本文接着分析存储CrawlURI curi的队列容器,最重要的是BdbWorkQueue类及BdbMultipleWorkQueues类
BdbWorkQueue类继承自抽象类WorkQueue,抽象类WorkQueue最重要的方法是
long enqueue(final WorkQueueFrontier frontier,CrawlURI curi)
CrawlURI peek(final WorkQueueFrontier frontier)
void dequeue(final WorkQueueFrontier frontier, CrawlURI expected)
分别为添加CrawlURI curi,获取CrawlURI curi以及完成CrawlURI curi的方法,具体逻辑在其子类实现(这里是BdbWorkQueue类)
BdbWorkQueue类完成抽象父类的逻辑,实现上述方法的具体方法分别为
void insertItem(final WorkQueueFrontier frontier,final CrawlURI curi, boolean overwriteIfPresent)

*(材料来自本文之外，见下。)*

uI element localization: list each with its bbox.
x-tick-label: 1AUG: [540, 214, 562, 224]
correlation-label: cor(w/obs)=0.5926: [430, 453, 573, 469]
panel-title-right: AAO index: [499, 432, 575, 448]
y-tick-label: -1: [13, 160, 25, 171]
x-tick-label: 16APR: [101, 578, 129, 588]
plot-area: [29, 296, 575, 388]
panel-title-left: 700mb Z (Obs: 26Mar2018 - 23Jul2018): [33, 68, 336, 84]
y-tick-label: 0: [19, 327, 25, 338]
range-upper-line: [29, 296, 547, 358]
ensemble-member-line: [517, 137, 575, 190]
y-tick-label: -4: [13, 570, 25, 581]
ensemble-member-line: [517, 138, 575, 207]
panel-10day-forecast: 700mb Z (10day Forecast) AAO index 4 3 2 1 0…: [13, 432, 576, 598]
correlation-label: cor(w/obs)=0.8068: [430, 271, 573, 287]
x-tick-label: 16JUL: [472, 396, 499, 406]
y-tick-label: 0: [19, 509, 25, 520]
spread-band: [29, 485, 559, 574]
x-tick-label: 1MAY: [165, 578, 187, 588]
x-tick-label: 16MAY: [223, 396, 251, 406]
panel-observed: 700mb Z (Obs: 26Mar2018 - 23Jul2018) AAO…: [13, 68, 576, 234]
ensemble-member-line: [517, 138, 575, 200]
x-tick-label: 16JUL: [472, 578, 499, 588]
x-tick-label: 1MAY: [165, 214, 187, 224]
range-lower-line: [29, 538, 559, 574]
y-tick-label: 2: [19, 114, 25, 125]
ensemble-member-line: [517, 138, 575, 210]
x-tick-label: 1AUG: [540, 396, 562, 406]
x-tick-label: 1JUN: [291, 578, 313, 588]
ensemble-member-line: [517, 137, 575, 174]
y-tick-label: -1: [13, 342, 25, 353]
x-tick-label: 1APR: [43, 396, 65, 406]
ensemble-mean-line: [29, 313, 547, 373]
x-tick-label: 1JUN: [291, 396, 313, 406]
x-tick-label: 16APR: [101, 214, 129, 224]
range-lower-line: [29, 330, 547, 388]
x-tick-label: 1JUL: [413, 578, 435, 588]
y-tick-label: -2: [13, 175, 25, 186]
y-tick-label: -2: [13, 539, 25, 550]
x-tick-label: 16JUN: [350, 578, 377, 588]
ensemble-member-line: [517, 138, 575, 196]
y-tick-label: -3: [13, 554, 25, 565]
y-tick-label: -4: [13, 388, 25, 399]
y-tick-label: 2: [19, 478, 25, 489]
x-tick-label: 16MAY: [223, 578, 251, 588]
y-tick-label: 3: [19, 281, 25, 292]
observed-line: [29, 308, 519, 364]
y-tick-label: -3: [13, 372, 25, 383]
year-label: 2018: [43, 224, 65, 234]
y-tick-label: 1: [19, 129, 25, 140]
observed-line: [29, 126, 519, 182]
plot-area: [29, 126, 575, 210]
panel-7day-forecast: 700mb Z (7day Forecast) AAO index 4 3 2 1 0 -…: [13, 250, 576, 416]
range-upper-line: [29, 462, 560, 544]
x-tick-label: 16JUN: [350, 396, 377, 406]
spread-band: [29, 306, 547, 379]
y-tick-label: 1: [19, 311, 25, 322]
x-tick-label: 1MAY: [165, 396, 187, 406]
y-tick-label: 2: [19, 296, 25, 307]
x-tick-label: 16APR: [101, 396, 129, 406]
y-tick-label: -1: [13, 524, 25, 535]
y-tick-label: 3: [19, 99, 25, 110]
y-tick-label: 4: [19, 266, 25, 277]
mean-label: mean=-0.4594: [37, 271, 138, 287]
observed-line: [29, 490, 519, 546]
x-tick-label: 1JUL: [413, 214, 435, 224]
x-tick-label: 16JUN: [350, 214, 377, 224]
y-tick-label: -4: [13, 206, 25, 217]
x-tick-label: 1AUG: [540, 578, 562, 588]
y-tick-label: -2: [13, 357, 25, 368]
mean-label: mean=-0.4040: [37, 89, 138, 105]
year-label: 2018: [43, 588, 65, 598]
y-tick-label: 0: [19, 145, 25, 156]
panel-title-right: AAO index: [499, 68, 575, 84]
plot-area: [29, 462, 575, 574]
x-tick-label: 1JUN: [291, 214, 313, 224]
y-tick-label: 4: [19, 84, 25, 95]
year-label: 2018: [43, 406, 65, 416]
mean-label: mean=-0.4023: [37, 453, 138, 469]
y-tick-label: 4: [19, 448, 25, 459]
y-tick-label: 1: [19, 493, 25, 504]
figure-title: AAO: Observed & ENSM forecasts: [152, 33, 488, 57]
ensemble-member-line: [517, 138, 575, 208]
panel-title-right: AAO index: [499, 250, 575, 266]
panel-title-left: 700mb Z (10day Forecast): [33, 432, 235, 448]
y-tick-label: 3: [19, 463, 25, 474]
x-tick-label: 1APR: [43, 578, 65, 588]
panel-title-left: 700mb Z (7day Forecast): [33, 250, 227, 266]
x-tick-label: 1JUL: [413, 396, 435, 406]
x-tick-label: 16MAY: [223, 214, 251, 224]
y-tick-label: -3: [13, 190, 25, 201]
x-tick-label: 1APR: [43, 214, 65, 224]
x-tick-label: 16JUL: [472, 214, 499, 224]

CrawlURI peekItem(final WorkQueueFrontier frontier)
void deleteItem(final WorkQueueFrontier frontier,final CrawlURI peekItem)
在分析BdbWorkQueue类的相关方法之前,先了解一下BdbWorkQueue类对象的系统环境中的状态
我们先来查看一下BdbWorkQueue对象在系统环境中实例化方法,在BdbFrontier对象的WorkQueue getQueueFor(final String classKey)方法里面
/** * Return the work queue for the given classKey, or null * if no such queue exists. * * @param classKey key to look for * @return the found WorkQueue */ protected WorkQueue getQueueFor(final String classKey) { WorkQueue wq = allQueues.getOrUse( classKey, new Supplier<WorkQueue>() { public BdbWorkQueue get() { String qKey = new String(classKey); // ensure private minimal key BdbWorkQueue q = new BdbWorkQueue(qKey, BdbFrontier.this); q.setTotalBudget(getQueueTotalBudget()); //-1 System.out.println(getQueuePrecedencePolicy().getClass().getName()); getQueuePrecedencePolicy().queueCreated(q); return q; }}); return wq; }
在BdbWorkQueue对象实例化时,传入ClassKey和BdbFrontier对象本身,然后是设置BdbWorkQueue对象的属性值(这些属性值用于工作队列的调度,后面文章再具体分析)
我们再看BdbWorkQueue类的构造方法:
/** * Create a virtual queue inside the given BdbMultipleWorkQueues * * @param classKey */ public BdbWorkQueue(String classKey, BdbFrontier frontier) { super(classKey); this.origin = BdbMultipleWorkQueues.calculateOriginKey(classKey); if (LOGGER.isLoggable(Level.FINE)) { LOGGER.fine(getPrefixClassKey(this.origin) + " " + classKey); } // add the queue-front 'cap' entry; see... // http://sourceforge.net/tracker/index.php?func=detail&aid=1262665&group_id=73833&atid=539102 frontier.getWorkQueues().addCap(origin); }
在BdbWorkQueue类的构造方法里面初始化成员变量String classKey和byte[] origin(根据classkey生成的),并将它作为键添加到BdbMultipleWorkQueues封装的Database pendingUrisDB数据库(BdbMultipleWorkQueues对象为BdbFrontier对象成员BdbMultipleWorkQueues pendingUris实际数据库名称为pending)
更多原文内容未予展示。